April car sales in the UK were equally as dire, with only 4,321 new cars registered, constituting a 97% year-on-year drop and making it the worst month for sales since 1946.
“With the UK’s showrooms closed for the whole of April, the market’s worst performance in living memory is hardly surprising,” Mike Hawes, head of the Society of Motor Manufacturers and Traders, said.
“These figures, however, still make for exceptionally grim reading, not least for the hundreds of thousands of people whose livelihoods depend on the sector.”
Hundreds of thousands of car plant workers were put on short-time hours across Europe in March, as first supply chains, then demand collapsed.
In the first four months of the year, demand for cars shrunk by almost 40%, the ACEA said.
Most carmakers, including the world’s biggest manufacturer Volkswagen (VOW3.DE), have been gradually brining their plants back online.
However, demand is so low that just a couple of weeks after VW reopened Europe’s biggest car plant in Wolfsburg, it had to temporarily idle two production lines again.
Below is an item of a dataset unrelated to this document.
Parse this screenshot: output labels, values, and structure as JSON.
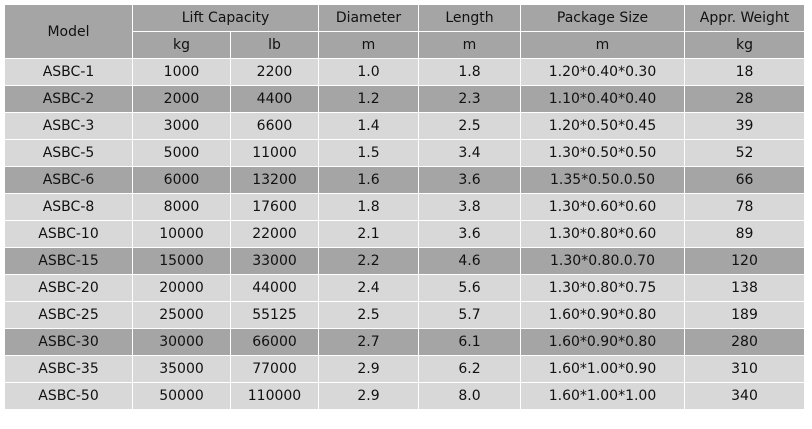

Last week, ratings agency Moody’s again cut its sales forecast for the global automotive market — it now predicts a 20% drop in 2020, from its previous prediction of 14%.
“The orders are simply not there,” Ferdinand Dudenhöffer, auto industry expert at the University of St Gallen said. “The global economy is falling into a deep hole. Consumers lack the money and the courage to buy new cars.”